I recently attained my Reiki second level, and learned to repeat this each morning to start my day:
“Just for today, I will not be angry.
Just for today, I will not worry.
Just for today, I will be grateful.
Just for today, I will do my work honestly.
Just for today, I will be kind to every living thing.”
Doing this makes fresh in my heart and mind what really matters. Trust me–I have a long memory of things in the past that have hurt me and challenged my peace of mind. But I learned the hard way not to let them haunt me. As the very popular song from “Frozen” says, “Let it go/Let it go!” Instead I’ve chosen to replace bad thoughts and memories with good ones. Here are a few of my own:
- My mom and day – in their 80s they are still vital, happy, healthy, strong, and have great attitudes and spirits
- My husband (the Crankee Yankee) – quite simply, the love of my life and my best friend
- My relatives, especially my favorite uncle – a loving, sweet, funny and kind presence in my life and my heart
- My fantastic friends, old and new, who bring light and laughter and love to my life each day
- My relatives who have gone on before me and left a sound path for me to walk on
- My two amazing step-daughters who have brought me such joy and happiness
- My incredible granddaughter, 3-year old Ava, who is the light of my life, and the keeper of my heart
- My wonderful sons-in-law who are truly my family by means of love and respect
- My three cats, who bring me joy and happiness each day
Now, lest you think that I am some kind of perfectly calm, all-forgiving *Buddha-esque person, well–forget that. The things I’ve mentioned thus far are what I TRY to be and do each day. And most days I fall right on my face. Age has brought me some perspective, true, but I still react childishly to a lot of things. I have re-discovered the great joy of throwing things when I get angry over something incredibly dumb. (At least I have the presence of mind not to pick up anything I value or that would make an awful mess.) The last item to suffer my wrath was the roll of plastic wrap that stubbornly would NOT come off the roll in one piece or, when I finally wrested a swath of it off the roll, would NOT stick to a damn thing. That got summarily kicked all around the kitchen, all the way downstairs to the basement, and all around the basement until it landed in a full litterbox. (Don’t tell the Crankee Yankee, but I threw it out and bought a new one.)
So, back to those dreaded birthdays, age spots and wrinkles.

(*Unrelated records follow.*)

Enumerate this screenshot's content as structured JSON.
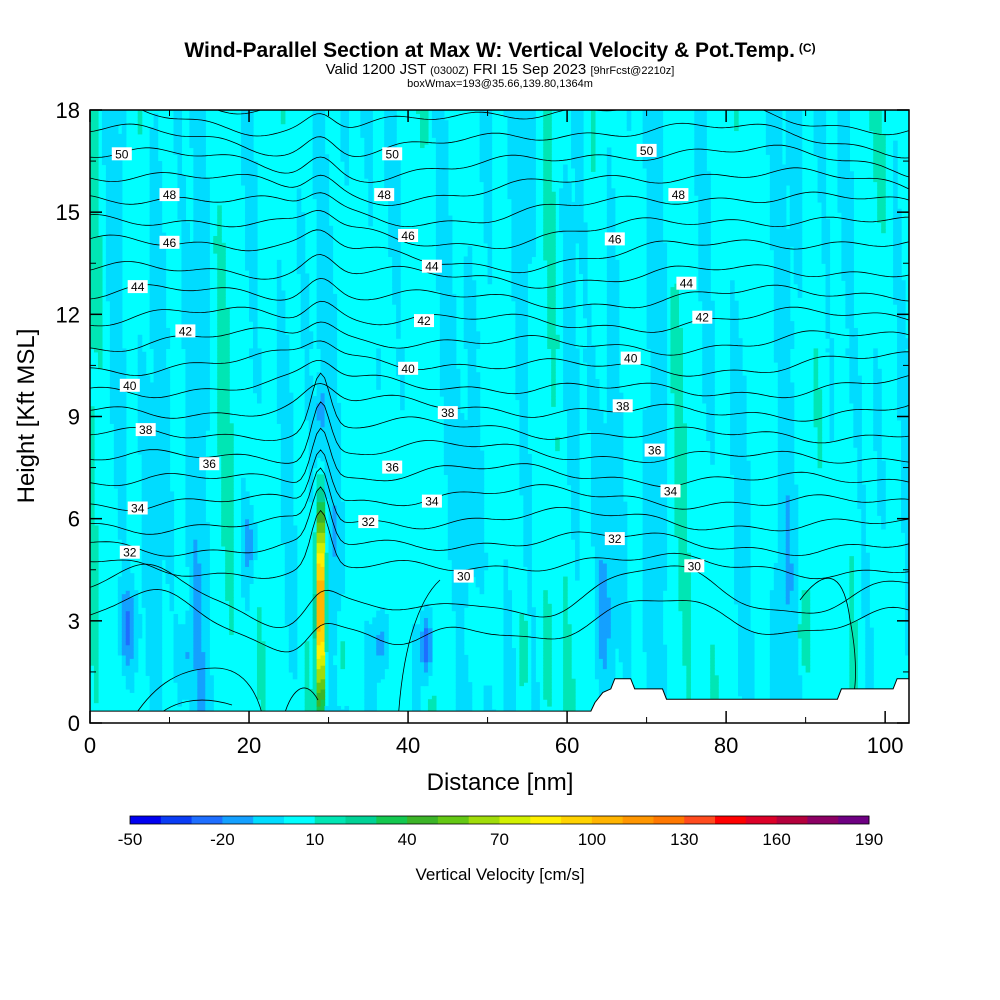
{
  "titles": {
    "main": "Wind-Parallel Section at Max W: Vertical Velocity & Pot.Temp.",
    "main_suffix": "(C)",
    "valid_a": "Valid 1200 JST",
    "valid_b": "(0300Z)",
    "valid_c": "FRI 15 Sep 2023",
    "valid_d": "[9hrFcst@2210z]",
    "box": "boxWmax=193@35.66,139.80,1364m"
  },
  "chart_data": {
    "type": "heatmap",
    "title": "Wind-Parallel Section at Max W: Vertical Velocity & Pot.Temp.",
    "xlabel": "Distance [nm]",
    "ylabel": "Height [Kft MSL]",
    "xlim": [
      0,
      103
    ],
    "ylim": [
      0,
      18
    ],
    "xticks": [
      0,
      20,
      40,
      60,
      80,
      100
    ],
    "yticks": [
      0,
      3,
      6,
      9,
      12,
      15,
      18
    ],
    "colorbar": {
      "title": "Vertical Velocity [cm/s]",
      "ticks": [
        -50,
        -20,
        10,
        40,
        70,
        100,
        130,
        160,
        190
      ],
      "min": -50,
      "max": 190,
      "step": 10,
      "colors": [
        "#0000f0",
        "#0a3cf5",
        "#1e6eff",
        "#14a0ff",
        "#00dcff",
        "#00ffff",
        "#00e6b4",
        "#00d296",
        "#14c850",
        "#3cb428",
        "#64c814",
        "#a0dc0a",
        "#d2f000",
        "#fff000",
        "#ffd200",
        "#ffb400",
        "#ff9600",
        "#ff7800",
        "#ff4b1e",
        "#ff0000",
        "#dc0028",
        "#b4003c",
        "#8c0064",
        "#6e0082"
      ]
    },
    "max_w": {
      "distance": 29,
      "height_kft": 4.5,
      "value": 193
    },
    "theta_contours": [
      {
        "level": 30,
        "x": 47,
        "y": 4.3
      },
      {
        "level": 30,
        "x": 76,
        "y": 4.6
      },
      {
        "level": 32,
        "x": 5,
        "y": 5.0
      },
      {
        "level": 32,
        "x": 35,
        "y": 5.9
      },
      {
        "level": 32,
        "x": 66,
        "y": 5.4
      },
      {
        "level": 34,
        "x": 6,
        "y": 6.3
      },
      {
        "level": 34,
        "x": 43,
        "y": 6.5
      },
      {
        "level": 34,
        "x": 73,
        "y": 6.8
      },
      {
        "level": 36,
        "x": 15,
        "y": 7.6
      },
      {
        "level": 36,
        "x": 38,
        "y": 7.5
      },
      {
        "level": 36,
        "x": 71,
        "y": 8.0
      },
      {
        "level": 38,
        "x": 7,
        "y": 8.6
      },
      {
        "level": 38,
        "x": 45,
        "y": 9.1
      },
      {
        "level": 38,
        "x": 67,
        "y": 9.3
      },
      {
        "level": 40,
        "x": 5,
        "y": 9.9
      },
      {
        "level": 40,
        "x": 40,
        "y": 10.4
      },
      {
        "level": 40,
        "x": 68,
        "y": 10.7
      },
      {
        "level": 42,
        "x": 12,
        "y": 11.5
      },
      {
        "level": 42,
        "x": 42,
        "y": 11.8
      },
      {
        "level": 42,
        "x": 77,
        "y": 11.9
      },
      {
        "level": 44,
        "x": 6,
        "y": 12.8
      },
      {
        "level": 44,
        "x": 43,
        "y": 13.4
      },
      {
        "level": 44,
        "x": 75,
        "y": 12.9
      },
      {
        "level": 46,
        "x": 10,
        "y": 14.1
      },
      {
        "level": 46,
        "x": 40,
        "y": 14.3
      },
      {
        "level": 46,
        "x": 66,
        "y": 14.2
      },
      {
        "level": 48,
        "x": 10,
        "y": 15.5
      },
      {
        "level": 48,
        "x": 37,
        "y": 15.5
      },
      {
        "level": 48,
        "x": 74,
        "y": 15.5
      },
      {
        "level": 50,
        "x": 4,
        "y": 16.7
      },
      {
        "level": 50,
        "x": 38,
        "y": 16.7
      },
      {
        "level": 50,
        "x": 70,
        "y": 16.8
      }
    ],
    "terrain": [
      [
        0,
        0.35
      ],
      [
        63,
        0.35
      ],
      [
        63.5,
        0.6
      ],
      [
        64.5,
        0.9
      ],
      [
        65.5,
        1.0
      ],
      [
        66,
        1.3
      ],
      [
        68,
        1.3
      ],
      [
        68.5,
        1.0
      ],
      [
        72,
        1.0
      ],
      [
        72.5,
        0.7
      ],
      [
        94,
        0.7
      ],
      [
        94.5,
        1.0
      ],
      [
        101,
        1.0
      ],
      [
        101.5,
        1.3
      ],
      [
        103,
        1.3
      ]
    ]
  }
}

Think of them this way: they are medals of honor of a life lived well. They are a testament that we are not the young and callow youngsters we used to be; that we have grown and changed, gone through life challenges and survived them, that we have had families and achieved much in life–that we have become who we are meant to be. I choose each day to look in the mirror and say, “Hiya, Gorgeous!” You’d be amazed at the cumulative positive effect of just doing this one simple thing. I don’t kid myself that I look 20 anymore, I now have quite a bit of “salt” in my hair, and my smile lines are deeply embedded in my face. The last time I went to the dentist, he informed me that I had no cavities. I was very happy about this, and he said drily, ‘well, you have more crowns and bridges, that’s why.’ Pooh to him. I’m still happy.
So since we can’t turn back the clock, let’s choose to look forward and embrace who we are, including what we look like right NOW. Live long, live well, and live FABULOUSLY!
*One of my favorite jokes is this one: Buddha goes to a hot dog stand and the owner says, “Hiya, Buddha–what’ll you have?” Buddha smiles at him and replies, “Make me one with everything.” (Get it?)